Qualcomm likes to lob hardware to consumers while spending the minimal amount of time making sure the drivers to support that hardware actually works.

I couldn't imagine someone like Valve leaping at the opportunity to use them.

>They just won a significant case in its licensing battle with Arm

did you notice how ARMs stock jumped 5% after that ruling? that tells you everything you need to know.

not to be reddity but reminds me of that scene from The Social Network, where Zuck's buddy couldn't udnerstand how the the record companies winning was actually a massive L.

all the court proved was its total irrelevance to market forces, thats all. ARM is in NVidia accelerators, in Apple phones, in things of actual relevance.

Where is qcom "in"? theyre competing in... laptops!? i could not think of a worse commodity to be in. low volume, no margins, no added value. NPUs? holy snakeoil. again, this edge inferencing that nobody cares about. theres not even a roadmap for anyone to care about it.

>next generation of handheld gaming. If Valve or someone paired with them for the next Steamdeck style project, they'd dominate.

yeah, a market of what, $50M? jeez louise.

>Outside of Snapdragon its basically 5G Telecoms atm

seems to be the only thing going for it.

  • Quoting Arm stock prices is hilarious considering that there is only 10% float available to be traded and 95% of that 10% is owned by institutions already.

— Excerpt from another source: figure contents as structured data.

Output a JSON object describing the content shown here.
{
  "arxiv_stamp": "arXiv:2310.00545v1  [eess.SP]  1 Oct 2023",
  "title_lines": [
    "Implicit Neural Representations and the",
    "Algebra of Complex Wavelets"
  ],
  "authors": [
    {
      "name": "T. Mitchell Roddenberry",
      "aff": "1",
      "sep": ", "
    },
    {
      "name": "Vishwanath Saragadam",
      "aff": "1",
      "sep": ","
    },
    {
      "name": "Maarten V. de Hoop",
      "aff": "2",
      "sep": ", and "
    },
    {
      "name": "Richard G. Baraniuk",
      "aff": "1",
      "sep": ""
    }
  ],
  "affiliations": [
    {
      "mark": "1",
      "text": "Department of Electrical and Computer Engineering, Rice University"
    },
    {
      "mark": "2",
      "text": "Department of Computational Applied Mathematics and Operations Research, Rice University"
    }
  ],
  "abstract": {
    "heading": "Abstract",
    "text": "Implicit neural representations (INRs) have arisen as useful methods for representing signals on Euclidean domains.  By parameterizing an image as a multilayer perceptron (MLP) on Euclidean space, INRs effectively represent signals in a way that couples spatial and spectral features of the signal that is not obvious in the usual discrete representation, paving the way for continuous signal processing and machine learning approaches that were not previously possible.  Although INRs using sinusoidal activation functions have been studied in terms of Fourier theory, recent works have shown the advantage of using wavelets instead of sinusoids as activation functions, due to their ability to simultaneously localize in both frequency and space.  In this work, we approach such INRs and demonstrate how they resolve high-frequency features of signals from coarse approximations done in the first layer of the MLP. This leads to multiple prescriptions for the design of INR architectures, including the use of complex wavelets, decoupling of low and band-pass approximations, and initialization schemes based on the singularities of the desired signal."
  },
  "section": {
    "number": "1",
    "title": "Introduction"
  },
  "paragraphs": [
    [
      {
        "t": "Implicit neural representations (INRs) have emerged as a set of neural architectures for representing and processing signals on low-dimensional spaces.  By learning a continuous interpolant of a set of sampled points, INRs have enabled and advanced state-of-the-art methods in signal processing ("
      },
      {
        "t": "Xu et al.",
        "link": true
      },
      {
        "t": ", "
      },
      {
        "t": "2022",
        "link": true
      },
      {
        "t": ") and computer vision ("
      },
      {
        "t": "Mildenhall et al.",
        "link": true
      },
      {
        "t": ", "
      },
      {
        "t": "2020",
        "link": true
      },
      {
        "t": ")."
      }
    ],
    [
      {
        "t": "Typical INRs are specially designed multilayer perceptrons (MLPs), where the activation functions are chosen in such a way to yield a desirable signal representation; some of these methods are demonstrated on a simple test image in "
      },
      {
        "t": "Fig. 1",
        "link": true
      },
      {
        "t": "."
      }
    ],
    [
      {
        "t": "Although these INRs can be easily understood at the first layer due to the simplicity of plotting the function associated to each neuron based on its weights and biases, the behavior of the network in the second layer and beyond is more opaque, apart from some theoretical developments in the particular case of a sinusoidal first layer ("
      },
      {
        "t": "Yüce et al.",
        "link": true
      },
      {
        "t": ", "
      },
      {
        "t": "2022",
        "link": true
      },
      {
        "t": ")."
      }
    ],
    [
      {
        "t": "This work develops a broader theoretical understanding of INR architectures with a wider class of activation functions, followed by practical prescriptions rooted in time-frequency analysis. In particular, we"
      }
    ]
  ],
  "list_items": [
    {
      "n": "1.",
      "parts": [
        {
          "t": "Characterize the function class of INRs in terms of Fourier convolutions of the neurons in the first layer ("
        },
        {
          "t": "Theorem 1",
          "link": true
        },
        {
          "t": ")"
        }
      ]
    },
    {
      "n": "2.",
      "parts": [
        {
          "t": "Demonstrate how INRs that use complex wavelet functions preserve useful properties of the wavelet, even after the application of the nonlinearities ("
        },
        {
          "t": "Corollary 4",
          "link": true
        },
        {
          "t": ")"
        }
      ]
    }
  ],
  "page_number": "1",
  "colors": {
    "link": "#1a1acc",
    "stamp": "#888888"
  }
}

That stock is so heavily manipulated so the big boys can make insane profits on options.

    On the other topic

    >>Outside of Snapdragon its basically 5G Telecoms atm

    >seems to be the only thing going for it.

    Did you guys forget the $4B a year in auto rev that they generate, they essentially captured the entire auto market from Nvidia and NXP.

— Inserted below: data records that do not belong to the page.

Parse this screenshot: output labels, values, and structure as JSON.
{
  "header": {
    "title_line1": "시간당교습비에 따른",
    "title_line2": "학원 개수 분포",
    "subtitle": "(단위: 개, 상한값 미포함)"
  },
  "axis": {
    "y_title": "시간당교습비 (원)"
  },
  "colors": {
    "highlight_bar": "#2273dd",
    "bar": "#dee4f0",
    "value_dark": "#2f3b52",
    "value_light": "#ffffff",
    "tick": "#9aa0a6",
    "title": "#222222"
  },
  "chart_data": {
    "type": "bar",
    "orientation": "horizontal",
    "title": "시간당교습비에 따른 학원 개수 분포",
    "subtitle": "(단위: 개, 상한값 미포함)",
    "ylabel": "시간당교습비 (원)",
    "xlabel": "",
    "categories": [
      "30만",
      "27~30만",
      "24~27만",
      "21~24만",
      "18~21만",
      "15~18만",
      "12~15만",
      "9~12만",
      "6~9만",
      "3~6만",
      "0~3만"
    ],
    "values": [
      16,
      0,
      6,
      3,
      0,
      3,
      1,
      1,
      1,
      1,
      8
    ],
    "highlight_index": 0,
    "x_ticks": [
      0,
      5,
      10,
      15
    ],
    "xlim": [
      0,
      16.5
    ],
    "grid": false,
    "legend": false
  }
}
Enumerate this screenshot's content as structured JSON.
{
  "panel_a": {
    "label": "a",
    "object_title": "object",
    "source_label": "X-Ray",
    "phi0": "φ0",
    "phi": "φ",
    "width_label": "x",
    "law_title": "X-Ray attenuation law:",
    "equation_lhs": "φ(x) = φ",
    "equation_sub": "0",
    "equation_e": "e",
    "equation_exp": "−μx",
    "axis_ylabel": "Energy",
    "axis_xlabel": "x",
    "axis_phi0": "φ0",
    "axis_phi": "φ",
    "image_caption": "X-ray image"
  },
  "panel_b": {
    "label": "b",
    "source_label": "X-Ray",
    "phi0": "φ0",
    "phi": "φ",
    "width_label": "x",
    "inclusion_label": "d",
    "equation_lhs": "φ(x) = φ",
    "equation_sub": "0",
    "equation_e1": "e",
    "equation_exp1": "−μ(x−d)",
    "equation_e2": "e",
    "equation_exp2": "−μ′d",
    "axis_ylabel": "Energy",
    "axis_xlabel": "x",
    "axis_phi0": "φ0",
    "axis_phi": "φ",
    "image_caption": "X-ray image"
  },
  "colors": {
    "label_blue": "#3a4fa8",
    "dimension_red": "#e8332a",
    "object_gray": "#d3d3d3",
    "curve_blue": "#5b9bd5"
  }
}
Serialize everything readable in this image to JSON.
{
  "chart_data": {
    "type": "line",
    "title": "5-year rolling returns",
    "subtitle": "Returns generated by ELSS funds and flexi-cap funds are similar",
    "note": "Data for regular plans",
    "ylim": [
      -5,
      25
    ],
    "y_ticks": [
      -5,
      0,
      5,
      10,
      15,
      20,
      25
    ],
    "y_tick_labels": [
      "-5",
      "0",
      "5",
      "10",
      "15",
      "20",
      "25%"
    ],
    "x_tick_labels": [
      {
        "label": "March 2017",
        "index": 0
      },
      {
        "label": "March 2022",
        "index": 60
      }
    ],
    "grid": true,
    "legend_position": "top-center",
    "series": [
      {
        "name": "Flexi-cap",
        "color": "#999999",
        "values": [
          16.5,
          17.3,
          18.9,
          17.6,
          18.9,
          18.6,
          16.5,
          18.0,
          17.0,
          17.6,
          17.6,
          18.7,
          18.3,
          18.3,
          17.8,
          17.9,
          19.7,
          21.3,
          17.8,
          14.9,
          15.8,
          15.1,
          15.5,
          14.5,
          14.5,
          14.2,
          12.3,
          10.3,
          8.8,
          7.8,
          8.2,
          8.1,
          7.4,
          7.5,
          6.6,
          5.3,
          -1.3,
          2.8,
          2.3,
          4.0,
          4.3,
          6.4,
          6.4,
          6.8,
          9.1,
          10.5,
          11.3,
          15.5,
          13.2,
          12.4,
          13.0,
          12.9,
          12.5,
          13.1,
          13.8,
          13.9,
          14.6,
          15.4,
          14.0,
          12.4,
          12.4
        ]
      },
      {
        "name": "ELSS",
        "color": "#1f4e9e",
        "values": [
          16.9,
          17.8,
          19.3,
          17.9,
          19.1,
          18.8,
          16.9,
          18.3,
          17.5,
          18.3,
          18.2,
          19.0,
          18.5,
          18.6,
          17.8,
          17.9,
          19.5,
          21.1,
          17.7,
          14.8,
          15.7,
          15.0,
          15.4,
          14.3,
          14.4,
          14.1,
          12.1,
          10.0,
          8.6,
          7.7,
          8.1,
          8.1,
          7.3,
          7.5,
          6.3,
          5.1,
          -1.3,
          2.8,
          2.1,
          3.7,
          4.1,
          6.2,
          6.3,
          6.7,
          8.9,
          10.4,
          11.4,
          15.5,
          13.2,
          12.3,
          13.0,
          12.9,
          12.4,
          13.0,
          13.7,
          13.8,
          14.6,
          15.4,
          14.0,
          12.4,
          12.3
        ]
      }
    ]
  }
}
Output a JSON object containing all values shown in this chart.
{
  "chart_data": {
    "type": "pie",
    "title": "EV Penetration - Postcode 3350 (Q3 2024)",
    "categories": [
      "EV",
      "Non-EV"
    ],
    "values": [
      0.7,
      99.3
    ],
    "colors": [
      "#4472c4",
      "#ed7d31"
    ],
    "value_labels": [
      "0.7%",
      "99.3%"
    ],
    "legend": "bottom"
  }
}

    • Auto Rev is Snapdragon Digital Chassis based is it not? I presumed people were aware of the legacy Snapdragon stuff, but maybe not!

  • So why on earth did ARM sue to stop their release and force a clean-sheet redesign? Other than SoftBank being Softbank.

    //ARM’s CEO wrote in a contemporaneous internal message that the Nuvia ALA “had left a route to blow a hole in [ARM’s] revenue plan” because “Qualcomm already ha[d] a v9 architecture license” under its own ALA. That observation led him to vent that “I’m struggling not to be pissed that we set up a route for Qualcomm to collapse the payments to Arm,” which “feels like in our chess game we left ourselves very exposed.”

    https://law.justia.com/cases/federal/district-courts/delawar...

    Re: Handheld gaming - The dedicated Xbox gaming handheld was cancelled because AMD required a minimum of 10 million units in its contract. With Steam Deck only selling ~5 million units and ASUS ROG/Lenovo Legion only selling 1-2 million MS didn't want to take the risk.

    Reduce that BOM, go with ARM, and realise there's an incumbent leaving the market, and you have a compelling argument for Qualcomm. Particularly given the Nintendo Switch 2 sold 1.6M units in June, the highest launch month unit sales for video game hardware in US history

    • Good luck getting anywhere close to Nintendo Switch sales with anything that's not Nintendo Switch.

      Valve managing to land Steam Deck within 2 orders of magnitude from that? That was already an unlikely feat.